No matter how much Hims expands its catalog or improves the interface, it is not operating at the frontier of hard-to-replicate innovation. That can limit long-term moat expansion.
That is why, despite confidence in the business, position sizing should stay disciplined.
I have been buying since 15 dollars, and based on fundamentals alone I could justify a much larger allocation. But I have kept it smaller, because the core risk is not the current moat, it is the uncertainty around how much that moat can deepen over time.
It resembles businesses like Nike in one important way: strong brand and execution can drive excellent outcomes, but competitive pressure never fully disappears.
They have a strong brand, high-quality products, capable management, and a long record of execution. Their differentiation comes from brand equity, consistency, and marketing.
That said, this type of differentiation has limits.
At the end of the day, shoes and sweatpants are not inherently unique products, and any well-funded player can outsource manufacturing in Southeast Asia and launch competing products. Nike’s brand offers meaningful protection, but product complexity does not.
Even a company like Nike, with global cultural relevance and dominant market share, has faced pressure in recent years. There is only so much it can do to block new entrants indefinitely.
The same principle applies to Hims.
Could that change over time? Possibly. Its growing health dataset and deeper AI integration could become stronger strategic assets.
For now, though, Hims is not building breakthrough biotech, and its ability to create a truly unreplicable business model remains limited.
Conclusion
Conclusion
Hims is a very well-managed company delivering hypergrowth, solid financial results, and execution in a rapidly expanding, multi-hundred-billion-dollar total addressable market.

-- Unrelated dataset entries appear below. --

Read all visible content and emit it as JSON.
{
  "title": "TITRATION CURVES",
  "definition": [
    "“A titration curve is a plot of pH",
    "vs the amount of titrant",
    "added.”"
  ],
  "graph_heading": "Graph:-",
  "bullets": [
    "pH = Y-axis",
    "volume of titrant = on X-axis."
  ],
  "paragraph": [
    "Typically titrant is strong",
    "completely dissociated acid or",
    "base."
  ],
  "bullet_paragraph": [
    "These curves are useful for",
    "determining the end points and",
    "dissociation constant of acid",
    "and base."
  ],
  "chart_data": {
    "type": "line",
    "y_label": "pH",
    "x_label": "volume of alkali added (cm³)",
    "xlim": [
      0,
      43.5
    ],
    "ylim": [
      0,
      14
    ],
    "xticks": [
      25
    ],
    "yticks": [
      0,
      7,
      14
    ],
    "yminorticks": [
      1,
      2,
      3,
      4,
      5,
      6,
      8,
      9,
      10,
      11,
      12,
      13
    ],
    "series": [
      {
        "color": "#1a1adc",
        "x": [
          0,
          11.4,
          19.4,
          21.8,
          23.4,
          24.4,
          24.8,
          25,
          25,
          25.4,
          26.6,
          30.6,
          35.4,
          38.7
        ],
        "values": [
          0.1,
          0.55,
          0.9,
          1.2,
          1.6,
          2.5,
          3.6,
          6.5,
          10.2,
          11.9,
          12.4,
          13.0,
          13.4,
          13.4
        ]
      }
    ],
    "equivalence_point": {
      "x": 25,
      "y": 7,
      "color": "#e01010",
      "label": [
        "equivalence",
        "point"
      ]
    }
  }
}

The company is allocating capital intelligently to build a more vertically integrated, AI-enabled online health optimization platform.
As much as I would like to be more aggressive, I think a 10x outcome from current levels is unlikely. The maximum upside I currently see is around 8x over 10 years. That is still strong, but it is also a high-end scenario. This view is based on the current 55 dollar share price. If you can accumulate during pullbacks, your return profile can improve meaningfully.

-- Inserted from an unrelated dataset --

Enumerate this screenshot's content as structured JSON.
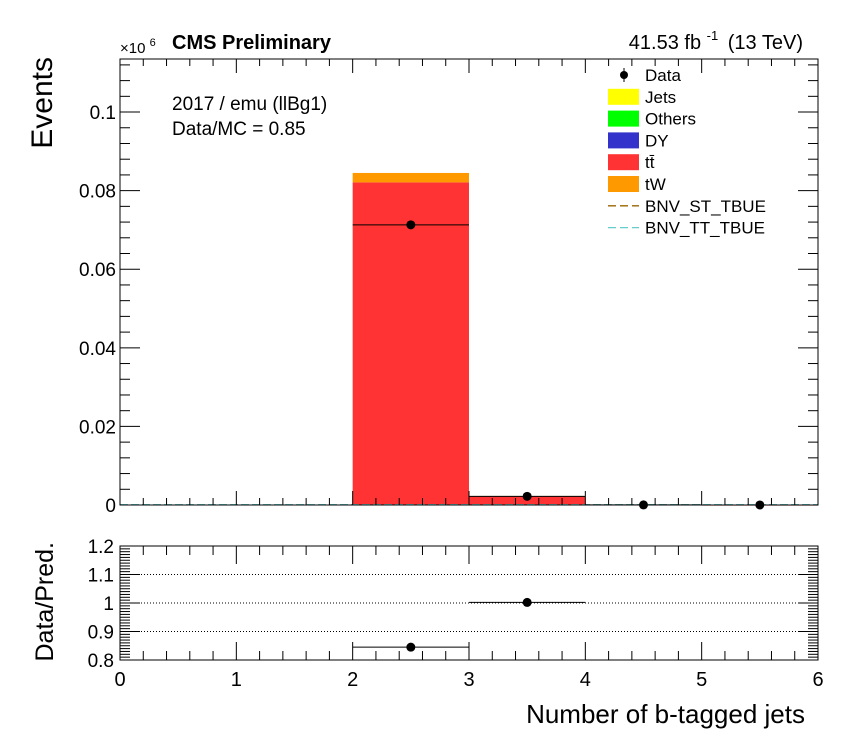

The risks are clear, with competition and limited long-term differentiation depth at the top of the list.
How well Hims protects market share and executes in new segments will determine outcomes from here. So far, management’s track record supports giving the team the benefit of the doubt.

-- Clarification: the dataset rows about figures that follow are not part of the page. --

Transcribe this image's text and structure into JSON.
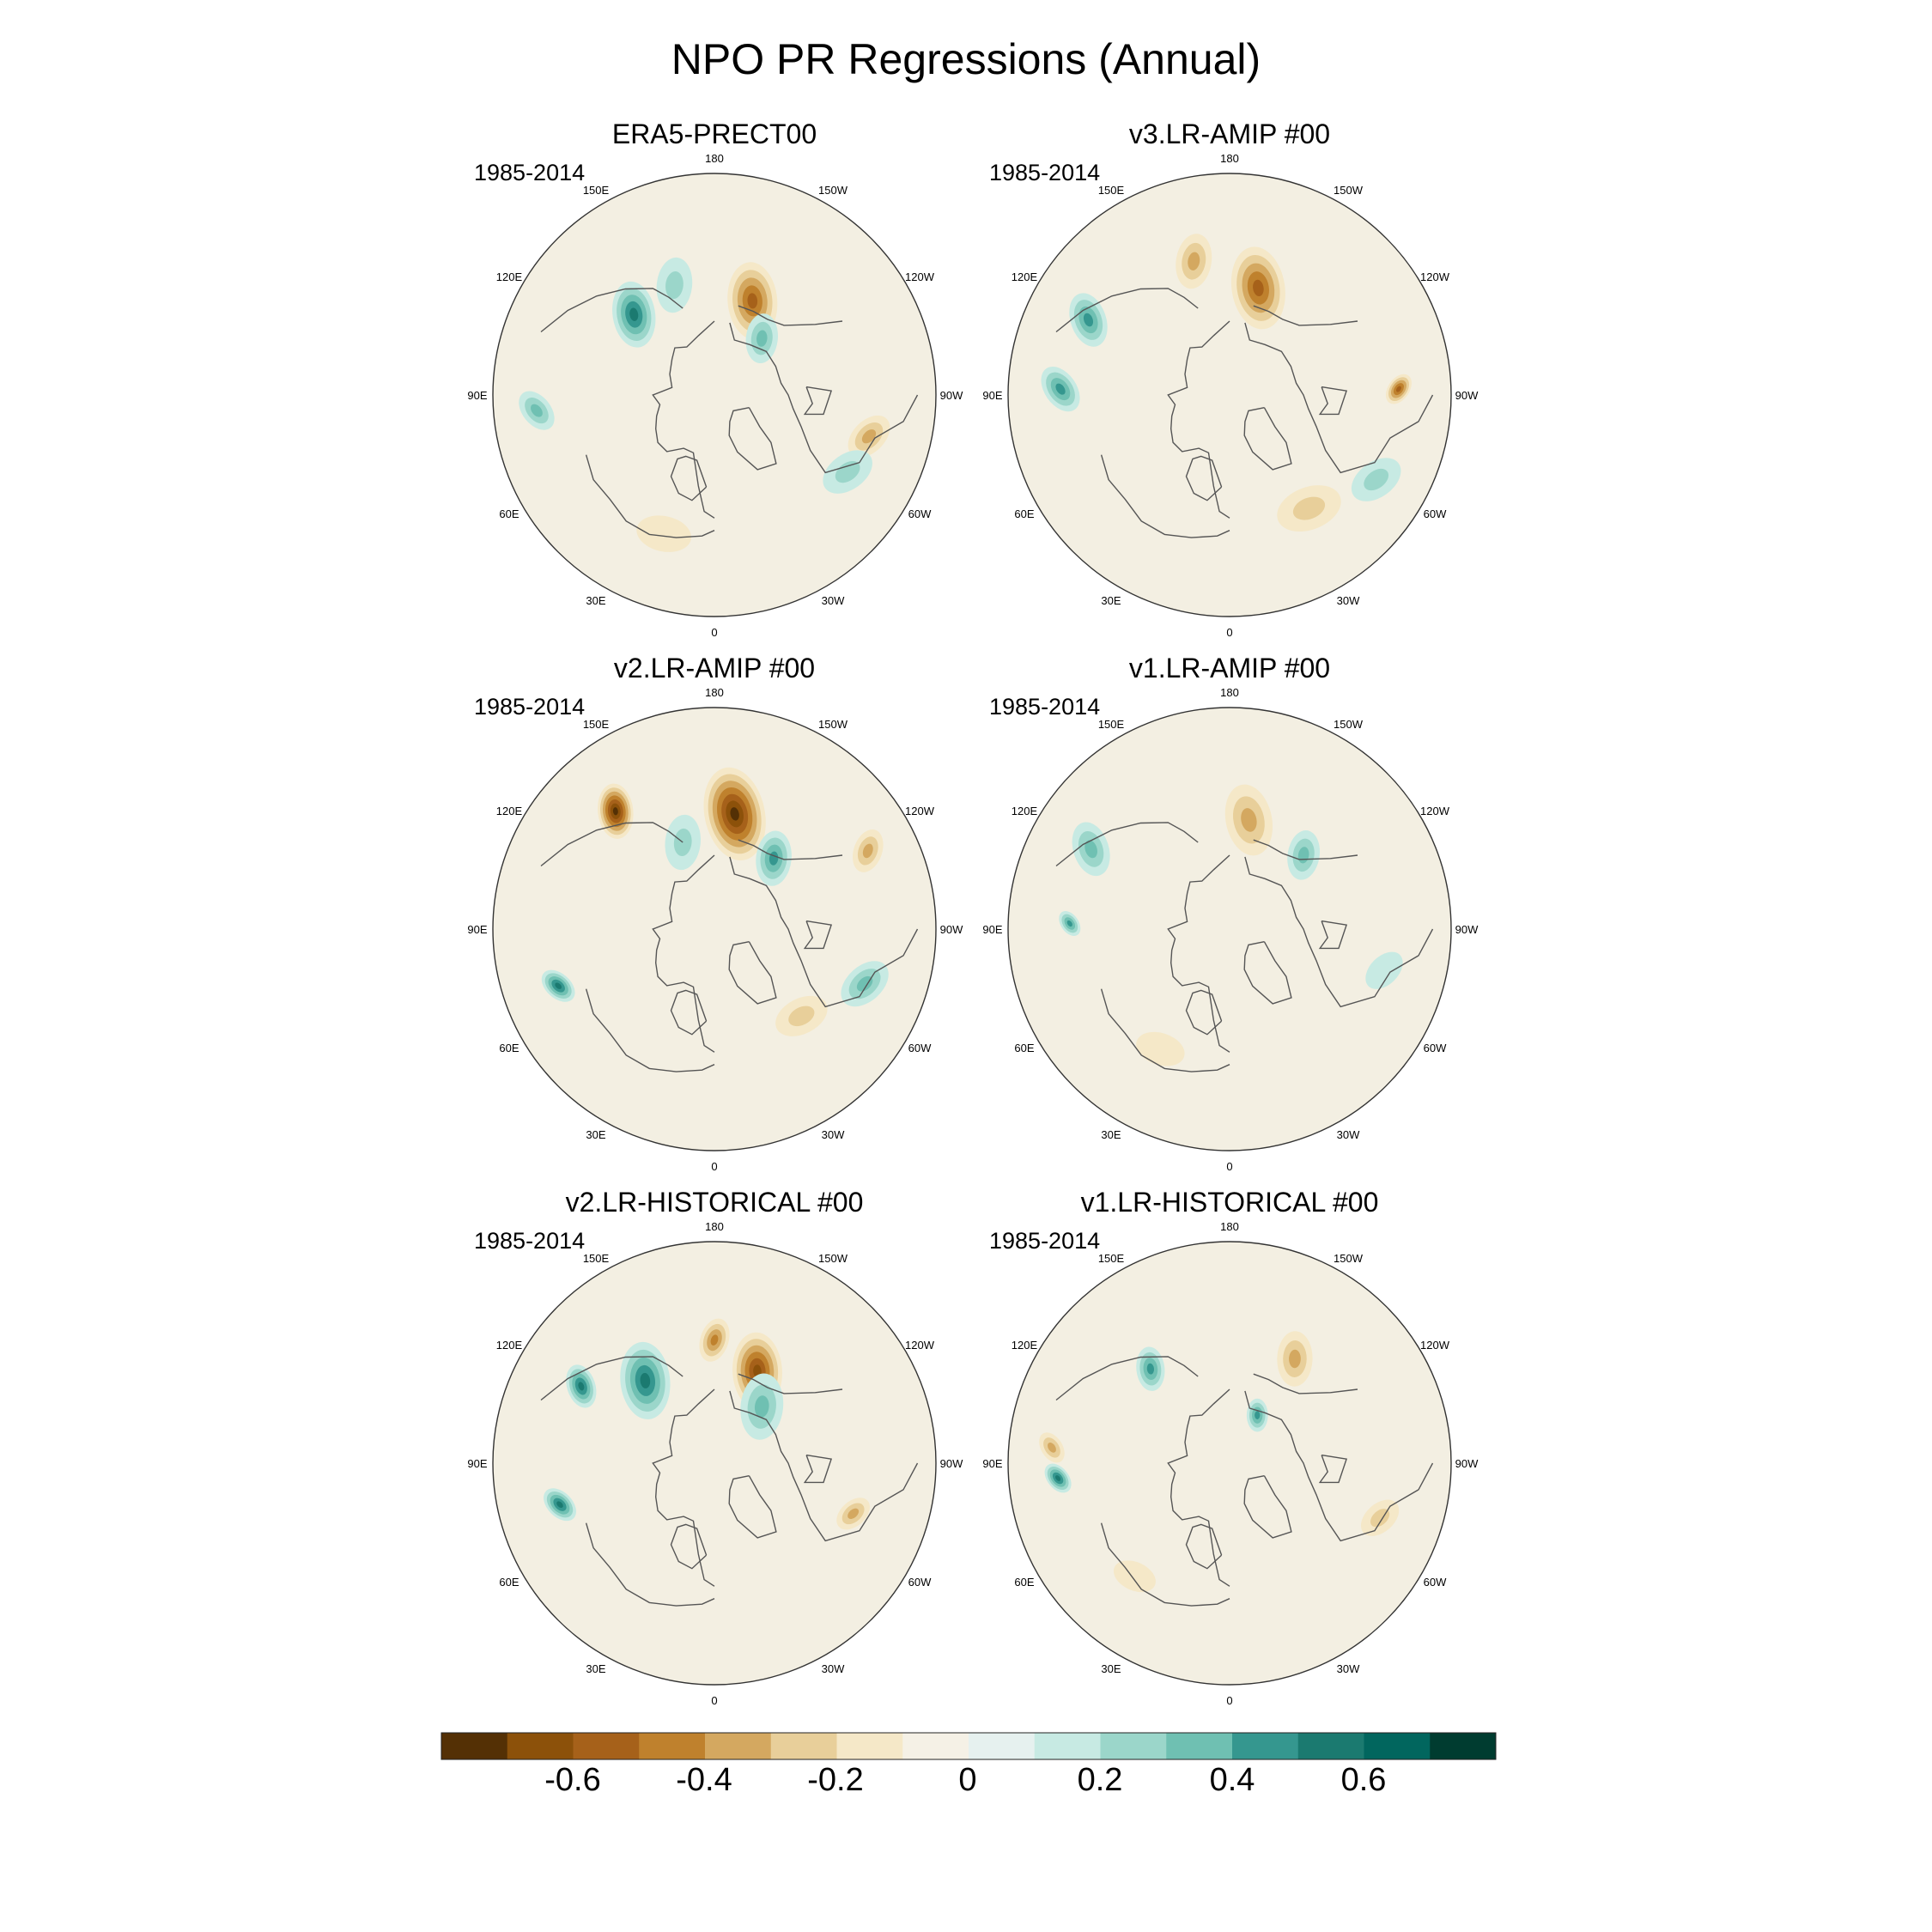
{
  "title": "NPO PR Regressions (Annual)",
  "colors": {
    "land_outline": "#555555",
    "map_border": "#333333",
    "levels": [
      "#543005",
      "#8c510a",
      "#a6611a",
      "#bf812d",
      "#d4a860",
      "#e8cf9a",
      "#f5e8c8",
      "#f5f1e6",
      "#e6f1ef",
      "#c7eae3",
      "#9bd6ca",
      "#6fc0b2",
      "#35978f",
      "#1b7a70",
      "#01665e",
      "#003c30"
    ]
  },
  "chart_data": {
    "type": "heatmap",
    "projection": "north-polar-stereographic",
    "lon_labels": [
      "180",
      "150E",
      "120E",
      "90E",
      "60E",
      "30E",
      "0",
      "30W",
      "60W",
      "90W",
      "120W",
      "150W"
    ],
    "colorbar": {
      "tick_labels": [
        "-0.6",
        "-0.4",
        "-0.2",
        "0",
        "0.2",
        "0.4",
        "0.6"
      ],
      "tick_values": [
        -0.6,
        -0.4,
        -0.2,
        0,
        0.2,
        0.4,
        0.6
      ],
      "range": [
        -0.8,
        0.8
      ],
      "n_levels": 16
    },
    "panels": [
      {
        "title": "ERA5-PRECT00",
        "period": "1985-2014",
        "features": [
          {
            "lon": -158,
            "colat": 33,
            "r": 0.14,
            "v": -0.45
          },
          {
            "lon": 135,
            "colat": 37,
            "r": 0.12,
            "v": 0.45
          },
          {
            "lon": -140,
            "colat": 24,
            "r": 0.09,
            "v": 0.3
          },
          {
            "lon": 160,
            "colat": 38,
            "r": 0.1,
            "v": 0.2
          },
          {
            "lon": 85,
            "colat": 58,
            "r": 0.08,
            "v": 0.35
          },
          {
            "lon": -75,
            "colat": 52,
            "r": 0.09,
            "v": -0.25
          },
          {
            "lon": -60,
            "colat": 50,
            "r": 0.1,
            "v": 0.2
          },
          {
            "lon": 20,
            "colat": 48,
            "r": 0.1,
            "v": -0.1
          }
        ]
      },
      {
        "title": "v3.LR-AMIP  #00",
        "period": "1985-2014",
        "features": [
          {
            "lon": -165,
            "colat": 36,
            "r": 0.15,
            "v": -0.5
          },
          {
            "lon": 165,
            "colat": 45,
            "r": 0.1,
            "v": -0.35
          },
          {
            "lon": 118,
            "colat": 52,
            "r": 0.1,
            "v": 0.4
          },
          {
            "lon": 92,
            "colat": 55,
            "r": 0.09,
            "v": 0.4
          },
          {
            "lon": -92,
            "colat": 55,
            "r": 0.06,
            "v": -0.5
          },
          {
            "lon": -35,
            "colat": 45,
            "r": 0.12,
            "v": -0.2
          },
          {
            "lon": -60,
            "colat": 55,
            "r": 0.1,
            "v": 0.2
          }
        ]
      },
      {
        "title": "v2.LR-AMIP  #00",
        "period": "1985-2014",
        "features": [
          {
            "lon": -170,
            "colat": 38,
            "r": 0.17,
            "v": -0.7
          },
          {
            "lon": 140,
            "colat": 50,
            "r": 0.1,
            "v": -0.7
          },
          {
            "lon": -140,
            "colat": 30,
            "r": 0.1,
            "v": 0.4
          },
          {
            "lon": -117,
            "colat": 56,
            "r": 0.08,
            "v": -0.3
          },
          {
            "lon": 70,
            "colat": 54,
            "r": 0.07,
            "v": 0.45
          },
          {
            "lon": -70,
            "colat": 52,
            "r": 0.1,
            "v": 0.3
          },
          {
            "lon": -45,
            "colat": 40,
            "r": 0.1,
            "v": -0.2
          },
          {
            "lon": 160,
            "colat": 30,
            "r": 0.1,
            "v": 0.2
          }
        ]
      },
      {
        "title": "v1.LR-AMIP  #00",
        "period": "1985-2014",
        "features": [
          {
            "lon": -170,
            "colat": 36,
            "r": 0.13,
            "v": -0.3
          },
          {
            "lon": -135,
            "colat": 34,
            "r": 0.09,
            "v": 0.35
          },
          {
            "lon": 120,
            "colat": 52,
            "r": 0.1,
            "v": 0.35
          },
          {
            "lon": 92,
            "colat": 52,
            "r": 0.05,
            "v": 0.4
          },
          {
            "lon": -75,
            "colat": 52,
            "r": 0.08,
            "v": 0.15
          },
          {
            "lon": 30,
            "colat": 45,
            "r": 0.09,
            "v": -0.15
          }
        ]
      },
      {
        "title": "v2.LR-HISTORICAL  #00",
        "period": "1985-2014",
        "features": [
          {
            "lon": -155,
            "colat": 33,
            "r": 0.14,
            "v": -0.55
          },
          {
            "lon": 180,
            "colat": 40,
            "r": 0.08,
            "v": -0.4
          },
          {
            "lon": 140,
            "colat": 35,
            "r": 0.14,
            "v": 0.45
          },
          {
            "lon": 120,
            "colat": 50,
            "r": 0.08,
            "v": 0.45
          },
          {
            "lon": 75,
            "colat": 52,
            "r": 0.07,
            "v": 0.45
          },
          {
            "lon": -70,
            "colat": 48,
            "r": 0.07,
            "v": -0.35
          },
          {
            "lon": -140,
            "colat": 24,
            "r": 0.12,
            "v": 0.25
          }
        ]
      },
      {
        "title": "v1.LR-HISTORICAL  #00",
        "period": "1985-2014",
        "features": [
          {
            "lon": -148,
            "colat": 40,
            "r": 0.1,
            "v": -0.3
          },
          {
            "lon": 140,
            "colat": 40,
            "r": 0.08,
            "v": 0.4
          },
          {
            "lon": -150,
            "colat": 18,
            "r": 0.06,
            "v": 0.4
          },
          {
            "lon": 85,
            "colat": 56,
            "r": 0.06,
            "v": 0.5
          },
          {
            "lon": 95,
            "colat": 58,
            "r": 0.06,
            "v": -0.3
          },
          {
            "lon": -70,
            "colat": 52,
            "r": 0.08,
            "v": -0.2
          },
          {
            "lon": 40,
            "colat": 48,
            "r": 0.08,
            "v": -0.15
          }
        ]
      }
    ]
  }
}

My final view is that Hims is a strong business and can be a valuable addition to many growth-oriented portfolios, as long as you actively monitor execution and make sure this high-performance story continues.


























I think one critical thing you’re missing from the Amazon discussion is Hims ability to grow so effectively while refusing to take insurance. I think it is a fundamental competitive advantage relative to other companies figuring out how to involve insurance, especially Amazon.
Right now, insurers attract the majority of revenues in the health care value chain since they’re typically the “customers” of any care. They partake in insane levels of price fixing and manipulation to continue to grow profits year over year, even with a constant customer base (ie number of people insured). This is the main reason health care costs continue to skyrocket. On top of all this, there is no way for people to switch insurances since it’s provided by employers. Employers tend to just pick the cheapest carrier.
By not using insurance, and still having a large customer base, Hims is able to negotiate directly with care providers to get the best costs and pass those savings along to the consumer. Hims cannot partake in price gouging, as their subscribers would churn.
Over the long run, Hims has a realistic chance of usurping insurance providers as the primary distribution channel for care.
Daniel, what do you think of HIMS today? It’s down some 40% from the $55 when you’d published your view and findings.